Kem Sokha "remains under detention given the restrictions on his movement, surveillance of his family and friends when they visit and restrictions on who can visit," Rhona Smith said at a press conference in the nation's capital, Phnom Penh, at the end of her official visit that started around the beginning of this month.

The country's authorities refused the UN official access to meet Sokha, who heads the country's main opposition Cambodia National Rescue Party and who spent more than a year in custody after being accused of treason in 2017.

"I reiterate my call for the release of Kem Sokha from detention and the swift conclusion of the investigation or for the charges to be dropped," Smith said in a statement, in which she also urged for progress on the human rights situation in the country in order to "overcome the challenges of the current political situation."

Moreover, Smith urged the government, led by Prime Minister Hun Sen, to fight corruption and ensure the right to peaceful public assembly for the members of the opposition.

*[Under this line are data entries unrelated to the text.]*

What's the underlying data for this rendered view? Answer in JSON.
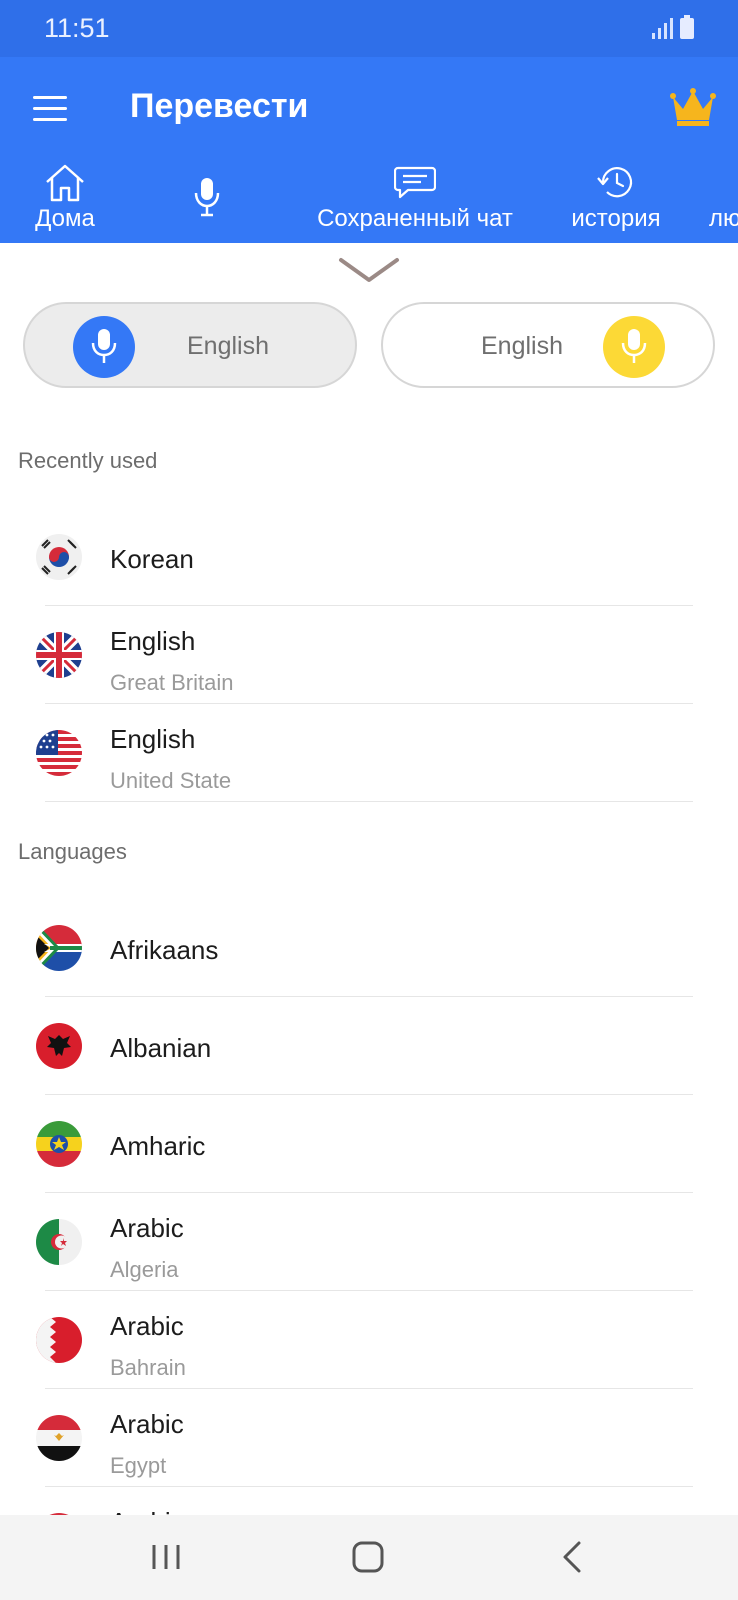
{
  "status_bar": {
    "time": "11:51"
  },
  "app_bar": {
    "title": "Перевести",
    "tabs": [
      {
        "label": "Дома",
        "icon": "home-icon"
      },
      {
        "label": "",
        "icon": "mic-icon",
        "selected": true
      },
      {
        "label": "Сохраненный чат",
        "icon": "chat-icon"
      },
      {
        "label": "история",
        "icon": "history-icon"
      },
      {
        "label": "лю",
        "icon": ""
      }
    ]
  },
  "language_selector": {
    "source": {
      "label": "English",
      "color": "#3478f6"
    },
    "target": {
      "label": "English",
      "color": "#fcd936"
    }
  },
  "recent": {
    "title": "Recently used",
    "items": [
      {
        "name": "Korean",
        "sub": "",
        "flag": "korea-flag-icon"
      },
      {
        "name": "English",
        "sub": "Great Britain",
        "flag": "uk-flag-icon"
      },
      {
        "name": "English",
        "sub": "United State",
        "flag": "us-flag-icon"
      }
    ]
  },
  "languages": {
    "title": "Languages",
    "items": [
      {
        "name": "Afrikaans",
        "sub": "",
        "flag": "south-africa-flag-icon"
      },
      {
        "name": "Albanian",
        "sub": "",
        "flag": "albania-flag-icon"
      },
      {
        "name": "Amharic",
        "sub": "",
        "flag": "ethiopia-flag-icon"
      },
      {
        "name": "Arabic",
        "sub": "Algeria",
        "flag": "algeria-flag-icon"
      },
      {
        "name": "Arabic",
        "sub": "Bahrain",
        "flag": "bahrain-flag-icon"
      },
      {
        "name": "Arabic",
        "sub": "Egypt",
        "flag": "egypt-flag-icon"
      },
      {
        "name": "Arabic",
        "sub": "",
        "flag": ""
      }
    ]
  },
  "colors": {
    "primary": "#3478f6",
    "status_bar": "#2f6fe9",
    "accent": "#fcd936"
  }
}
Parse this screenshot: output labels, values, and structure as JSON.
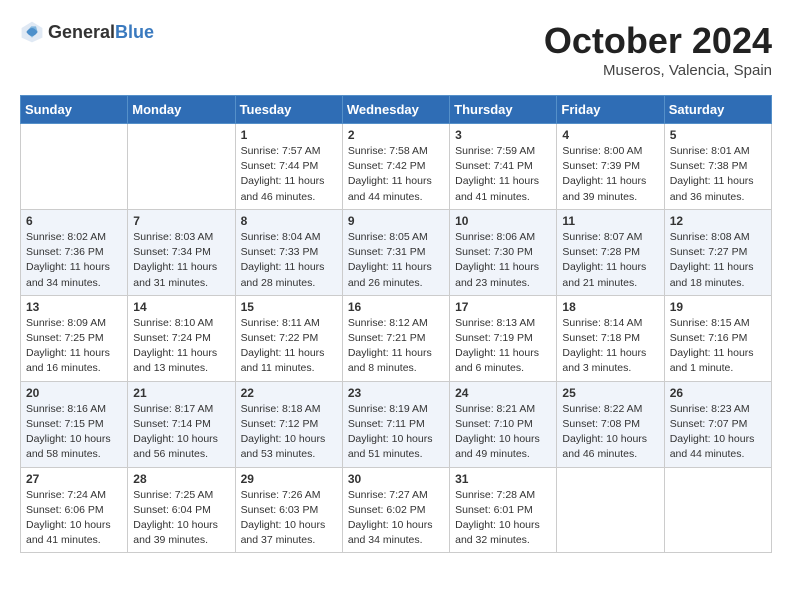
{
  "header": {
    "logo_general": "General",
    "logo_blue": "Blue",
    "month": "October 2024",
    "location": "Museros, Valencia, Spain"
  },
  "weekdays": [
    "Sunday",
    "Monday",
    "Tuesday",
    "Wednesday",
    "Thursday",
    "Friday",
    "Saturday"
  ],
  "weeks": [
    [
      {
        "day": "",
        "info": ""
      },
      {
        "day": "",
        "info": ""
      },
      {
        "day": "1",
        "info": "Sunrise: 7:57 AM\nSunset: 7:44 PM\nDaylight: 11 hours and 46 minutes."
      },
      {
        "day": "2",
        "info": "Sunrise: 7:58 AM\nSunset: 7:42 PM\nDaylight: 11 hours and 44 minutes."
      },
      {
        "day": "3",
        "info": "Sunrise: 7:59 AM\nSunset: 7:41 PM\nDaylight: 11 hours and 41 minutes."
      },
      {
        "day": "4",
        "info": "Sunrise: 8:00 AM\nSunset: 7:39 PM\nDaylight: 11 hours and 39 minutes."
      },
      {
        "day": "5",
        "info": "Sunrise: 8:01 AM\nSunset: 7:38 PM\nDaylight: 11 hours and 36 minutes."
      }
    ],
    [
      {
        "day": "6",
        "info": "Sunrise: 8:02 AM\nSunset: 7:36 PM\nDaylight: 11 hours and 34 minutes."
      },
      {
        "day": "7",
        "info": "Sunrise: 8:03 AM\nSunset: 7:34 PM\nDaylight: 11 hours and 31 minutes."
      },
      {
        "day": "8",
        "info": "Sunrise: 8:04 AM\nSunset: 7:33 PM\nDaylight: 11 hours and 28 minutes."
      },
      {
        "day": "9",
        "info": "Sunrise: 8:05 AM\nSunset: 7:31 PM\nDaylight: 11 hours and 26 minutes."
      },
      {
        "day": "10",
        "info": "Sunrise: 8:06 AM\nSunset: 7:30 PM\nDaylight: 11 hours and 23 minutes."
      },
      {
        "day": "11",
        "info": "Sunrise: 8:07 AM\nSunset: 7:28 PM\nDaylight: 11 hours and 21 minutes."
      },
      {
        "day": "12",
        "info": "Sunrise: 8:08 AM\nSunset: 7:27 PM\nDaylight: 11 hours and 18 minutes."
      }
    ],
    [
      {
        "day": "13",
        "info": "Sunrise: 8:09 AM\nSunset: 7:25 PM\nDaylight: 11 hours and 16 minutes."
      },
      {
        "day": "14",
        "info": "Sunrise: 8:10 AM\nSunset: 7:24 PM\nDaylight: 11 hours and 13 minutes."
      },
      {
        "day": "15",
        "info": "Sunrise: 8:11 AM\nSunset: 7:22 PM\nDaylight: 11 hours and 11 minutes."
      },
      {
        "day": "16",
        "info": "Sunrise: 8:12 AM\nSunset: 7:21 PM\nDaylight: 11 hours and 8 minutes."
      },
      {
        "day": "17",
        "info": "Sunrise: 8:13 AM\nSunset: 7:19 PM\nDaylight: 11 hours and 6 minutes."
      },
      {
        "day": "18",
        "info": "Sunrise: 8:14 AM\nSunset: 7:18 PM\nDaylight: 11 hours and 3 minutes."
      },
      {
        "day": "19",
        "info": "Sunrise: 8:15 AM\nSunset: 7:16 PM\nDaylight: 11 hours and 1 minute."
      }
    ],
    [
      {
        "day": "20",
        "info": "Sunrise: 8:16 AM\nSunset: 7:15 PM\nDaylight: 10 hours and 58 minutes."
      },
      {
        "day": "21",
        "info": "Sunrise: 8:17 AM\nSunset: 7:14 PM\nDaylight: 10 hours and 56 minutes."
      },
      {
        "day": "22",
        "info": "Sunrise: 8:18 AM\nSunset: 7:12 PM\nDaylight: 10 hours and 53 minutes."
      },
      {
        "day": "23",
        "info": "Sunrise: 8:19 AM\nSunset: 7:11 PM\nDaylight: 10 hours and 51 minutes."
      },
      {
        "day": "24",
        "info": "Sunrise: 8:21 AM\nSunset: 7:10 PM\nDaylight: 10 hours and 49 minutes."
      },
      {
        "day": "25",
        "info": "Sunrise: 8:22 AM\nSunset: 7:08 PM\nDaylight: 10 hours and 46 minutes."
      },
      {
        "day": "26",
        "info": "Sunrise: 8:23 AM\nSunset: 7:07 PM\nDaylight: 10 hours and 44 minutes."
      }
    ],
    [
      {
        "day": "27",
        "info": "Sunrise: 7:24 AM\nSunset: 6:06 PM\nDaylight: 10 hours and 41 minutes."
      },
      {
        "day": "28",
        "info": "Sunrise: 7:25 AM\nSunset: 6:04 PM\nDaylight: 10 hours and 39 minutes."
      },
      {
        "day": "29",
        "info": "Sunrise: 7:26 AM\nSunset: 6:03 PM\nDaylight: 10 hours and 37 minutes."
      },
      {
        "day": "30",
        "info": "Sunrise: 7:27 AM\nSunset: 6:02 PM\nDaylight: 10 hours and 34 minutes."
      },
      {
        "day": "31",
        "info": "Sunrise: 7:28 AM\nSunset: 6:01 PM\nDaylight: 10 hours and 32 minutes."
      },
      {
        "day": "",
        "info": ""
      },
      {
        "day": "",
        "info": ""
      }
    ]
  ]
}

Sokha was arrested on Sep. 3, 2017, following the release of a video in 2013 in which he appeared to be boasting to supporters of having the necessary support from international pro-democracy organizations to win the elections.

The arrest came at the request of PM Hun Sen, who has been in power since 1985. He accused Sokha of conspiring with foreigners to overthrow the government, a charge that carries a penalty of between 15 and 30 years in prison.

Sokha's detention was followed by a judicial offensive on his party, which was eventually banned towards the end of 2017, resulting in about a hundred of its top officials fleeing the country.

The repression was extended to the media outlets such as the Cambodia Daily newspaper, which was forced to shut down because of an alleged debt with tax authorities, and the US-financed Voice of America and Radio Free Asia stations, which closed their offices in the country.

"I take this opportunity to call on the government to increase the space for a free press, including space for independent journalists to operate," underlined the special rapporteur.

After winning the elections in July 2018, Hun Sen responded to criticism with several gestures of leniency, including releasing the opposition leader from prison and putting him under house arrest, as well as granting pardons to some 20 imprisoned dissidents.